愛されることの奇跡、愛することの軌跡
『もういい。大森、座れ』


ユウコちゃんは、静かに着席した。


『この"厚顔無恥"の"厚顔"という言葉だけでも、"厚かましく恥知らずなさま"を意味するんだけど、中国最古の詩集にも使われていたり、日本でも平安時代の漢文を通して内面の醜さを表す言葉として用いられたらしいから、いつの世にも必ず"厚顔"な人間がいたってことが伺えるよな』


健吾は教卓を降りて、窓に寄りかかった。


『人の性格は十人十色だ。だからこれから先、こんな人間になりたい、と思う人と出逢えたらいいんだろうけど、そうはうまくいかない。中には、こんな人間にはなりたくない、という出逢いがあるかも知れない。
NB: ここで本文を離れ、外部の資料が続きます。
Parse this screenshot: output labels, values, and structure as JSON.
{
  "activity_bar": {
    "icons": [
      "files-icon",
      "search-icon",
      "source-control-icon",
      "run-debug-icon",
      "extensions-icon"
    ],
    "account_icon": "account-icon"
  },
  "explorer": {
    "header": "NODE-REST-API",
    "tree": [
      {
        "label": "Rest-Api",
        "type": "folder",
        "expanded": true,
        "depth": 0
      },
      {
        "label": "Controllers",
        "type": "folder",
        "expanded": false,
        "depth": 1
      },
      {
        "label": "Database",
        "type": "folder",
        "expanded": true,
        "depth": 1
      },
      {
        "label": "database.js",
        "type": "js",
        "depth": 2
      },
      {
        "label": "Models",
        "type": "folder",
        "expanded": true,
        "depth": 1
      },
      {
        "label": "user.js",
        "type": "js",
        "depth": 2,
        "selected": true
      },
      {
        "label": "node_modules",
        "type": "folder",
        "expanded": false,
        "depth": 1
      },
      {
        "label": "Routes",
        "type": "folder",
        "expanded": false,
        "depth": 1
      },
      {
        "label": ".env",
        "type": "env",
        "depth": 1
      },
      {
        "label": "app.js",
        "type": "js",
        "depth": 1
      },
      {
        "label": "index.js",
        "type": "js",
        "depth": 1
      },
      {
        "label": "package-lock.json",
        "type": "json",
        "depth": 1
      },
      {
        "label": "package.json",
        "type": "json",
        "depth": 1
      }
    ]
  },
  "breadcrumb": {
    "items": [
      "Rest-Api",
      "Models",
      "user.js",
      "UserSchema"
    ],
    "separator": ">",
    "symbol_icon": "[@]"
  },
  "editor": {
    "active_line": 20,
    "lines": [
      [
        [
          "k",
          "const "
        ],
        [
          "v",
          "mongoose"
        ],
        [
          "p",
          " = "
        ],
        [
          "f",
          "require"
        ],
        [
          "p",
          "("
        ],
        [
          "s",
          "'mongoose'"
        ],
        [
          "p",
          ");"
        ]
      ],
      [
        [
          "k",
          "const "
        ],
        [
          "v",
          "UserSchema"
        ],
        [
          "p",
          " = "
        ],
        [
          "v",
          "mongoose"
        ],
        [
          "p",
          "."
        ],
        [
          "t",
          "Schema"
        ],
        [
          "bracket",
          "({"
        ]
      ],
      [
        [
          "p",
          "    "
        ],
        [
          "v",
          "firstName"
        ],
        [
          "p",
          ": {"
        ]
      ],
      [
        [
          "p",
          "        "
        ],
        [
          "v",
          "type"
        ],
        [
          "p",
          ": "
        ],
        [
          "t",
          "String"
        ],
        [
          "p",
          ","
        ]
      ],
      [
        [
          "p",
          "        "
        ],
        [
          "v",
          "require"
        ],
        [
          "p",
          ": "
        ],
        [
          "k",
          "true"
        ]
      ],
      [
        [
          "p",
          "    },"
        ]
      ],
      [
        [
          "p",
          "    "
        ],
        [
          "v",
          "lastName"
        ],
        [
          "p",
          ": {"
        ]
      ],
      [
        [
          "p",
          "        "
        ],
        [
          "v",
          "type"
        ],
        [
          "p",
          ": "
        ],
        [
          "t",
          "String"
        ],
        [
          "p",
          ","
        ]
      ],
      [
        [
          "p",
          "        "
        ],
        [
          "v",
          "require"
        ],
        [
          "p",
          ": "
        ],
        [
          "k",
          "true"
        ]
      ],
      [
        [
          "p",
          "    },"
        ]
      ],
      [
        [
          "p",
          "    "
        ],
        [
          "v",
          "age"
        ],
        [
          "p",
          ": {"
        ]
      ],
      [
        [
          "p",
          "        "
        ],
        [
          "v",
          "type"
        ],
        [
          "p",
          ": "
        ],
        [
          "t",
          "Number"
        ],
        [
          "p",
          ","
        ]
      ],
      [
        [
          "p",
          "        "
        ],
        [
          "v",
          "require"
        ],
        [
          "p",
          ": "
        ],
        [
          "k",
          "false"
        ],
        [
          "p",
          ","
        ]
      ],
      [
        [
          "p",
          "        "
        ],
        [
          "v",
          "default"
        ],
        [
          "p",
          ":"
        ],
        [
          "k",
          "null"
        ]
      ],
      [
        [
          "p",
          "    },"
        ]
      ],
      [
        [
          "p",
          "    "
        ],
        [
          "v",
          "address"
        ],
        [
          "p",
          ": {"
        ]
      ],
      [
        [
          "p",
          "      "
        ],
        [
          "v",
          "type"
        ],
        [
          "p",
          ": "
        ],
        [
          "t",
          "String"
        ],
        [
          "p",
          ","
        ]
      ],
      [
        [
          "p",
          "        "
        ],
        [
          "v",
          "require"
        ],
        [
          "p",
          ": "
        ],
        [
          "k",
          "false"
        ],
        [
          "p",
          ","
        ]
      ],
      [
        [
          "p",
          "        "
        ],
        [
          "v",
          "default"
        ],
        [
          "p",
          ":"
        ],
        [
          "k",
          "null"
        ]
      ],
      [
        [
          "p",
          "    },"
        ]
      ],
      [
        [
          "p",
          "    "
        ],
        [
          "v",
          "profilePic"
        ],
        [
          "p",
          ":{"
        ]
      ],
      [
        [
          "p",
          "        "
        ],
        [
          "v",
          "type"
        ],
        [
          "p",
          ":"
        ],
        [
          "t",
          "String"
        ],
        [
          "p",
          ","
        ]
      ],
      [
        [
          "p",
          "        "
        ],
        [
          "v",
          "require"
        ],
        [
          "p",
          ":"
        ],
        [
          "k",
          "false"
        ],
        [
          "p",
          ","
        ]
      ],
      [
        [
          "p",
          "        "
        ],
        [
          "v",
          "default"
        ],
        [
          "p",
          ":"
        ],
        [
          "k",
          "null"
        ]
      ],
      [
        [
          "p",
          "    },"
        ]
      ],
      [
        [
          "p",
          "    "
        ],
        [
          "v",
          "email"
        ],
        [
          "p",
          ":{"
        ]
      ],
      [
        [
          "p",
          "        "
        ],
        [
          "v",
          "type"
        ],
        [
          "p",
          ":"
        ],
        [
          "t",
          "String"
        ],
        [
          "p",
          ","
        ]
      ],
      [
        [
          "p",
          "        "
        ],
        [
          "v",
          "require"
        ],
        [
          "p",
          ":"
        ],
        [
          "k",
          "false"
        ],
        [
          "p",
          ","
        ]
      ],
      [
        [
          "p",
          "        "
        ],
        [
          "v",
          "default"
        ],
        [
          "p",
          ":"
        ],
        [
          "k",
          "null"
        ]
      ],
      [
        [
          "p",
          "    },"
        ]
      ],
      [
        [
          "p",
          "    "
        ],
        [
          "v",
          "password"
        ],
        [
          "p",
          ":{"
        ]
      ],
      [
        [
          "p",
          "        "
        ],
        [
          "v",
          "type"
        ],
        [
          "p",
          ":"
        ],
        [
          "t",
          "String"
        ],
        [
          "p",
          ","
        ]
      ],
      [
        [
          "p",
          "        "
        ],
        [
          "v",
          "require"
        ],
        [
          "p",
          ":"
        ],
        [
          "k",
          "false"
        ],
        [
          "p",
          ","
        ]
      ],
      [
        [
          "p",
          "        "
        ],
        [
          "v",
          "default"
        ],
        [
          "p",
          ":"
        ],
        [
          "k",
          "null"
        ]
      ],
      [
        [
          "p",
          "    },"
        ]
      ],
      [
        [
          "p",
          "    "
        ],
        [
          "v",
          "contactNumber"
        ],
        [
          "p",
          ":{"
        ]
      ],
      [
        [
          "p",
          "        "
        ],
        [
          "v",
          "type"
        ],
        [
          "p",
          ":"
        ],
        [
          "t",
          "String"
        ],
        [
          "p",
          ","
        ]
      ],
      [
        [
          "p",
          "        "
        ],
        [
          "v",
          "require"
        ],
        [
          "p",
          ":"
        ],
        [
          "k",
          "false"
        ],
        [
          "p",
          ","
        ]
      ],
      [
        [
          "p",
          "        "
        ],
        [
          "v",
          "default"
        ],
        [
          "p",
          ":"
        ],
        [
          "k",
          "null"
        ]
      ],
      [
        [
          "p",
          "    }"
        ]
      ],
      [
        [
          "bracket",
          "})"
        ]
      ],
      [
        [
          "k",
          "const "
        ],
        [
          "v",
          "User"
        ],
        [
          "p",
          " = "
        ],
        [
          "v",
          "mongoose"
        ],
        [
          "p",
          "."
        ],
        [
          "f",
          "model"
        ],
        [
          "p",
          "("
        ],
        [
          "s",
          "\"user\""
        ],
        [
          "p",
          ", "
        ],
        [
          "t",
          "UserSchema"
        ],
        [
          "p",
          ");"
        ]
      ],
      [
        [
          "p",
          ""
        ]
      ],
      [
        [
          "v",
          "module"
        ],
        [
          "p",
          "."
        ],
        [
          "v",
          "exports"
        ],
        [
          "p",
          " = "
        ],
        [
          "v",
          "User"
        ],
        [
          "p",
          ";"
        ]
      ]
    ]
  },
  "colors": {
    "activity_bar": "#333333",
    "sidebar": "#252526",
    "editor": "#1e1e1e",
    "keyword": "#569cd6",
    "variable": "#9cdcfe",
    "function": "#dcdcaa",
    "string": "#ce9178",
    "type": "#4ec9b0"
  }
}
それこそこの"厚顔無恥"な人間とか』


教室に、健吾の声が響く。


『でも、それをマイナスな出逢いだと思わずに、こういう態度を取ったら人は迷惑するんだ、とか、こういう言葉を言えば、人は傷つくんだ、とか、その人から学び、反面教師にすることで、おのずと自分の人間性は向上するのかな、と俺は思う』


健吾は窓に寄りかかっていた体を起こした。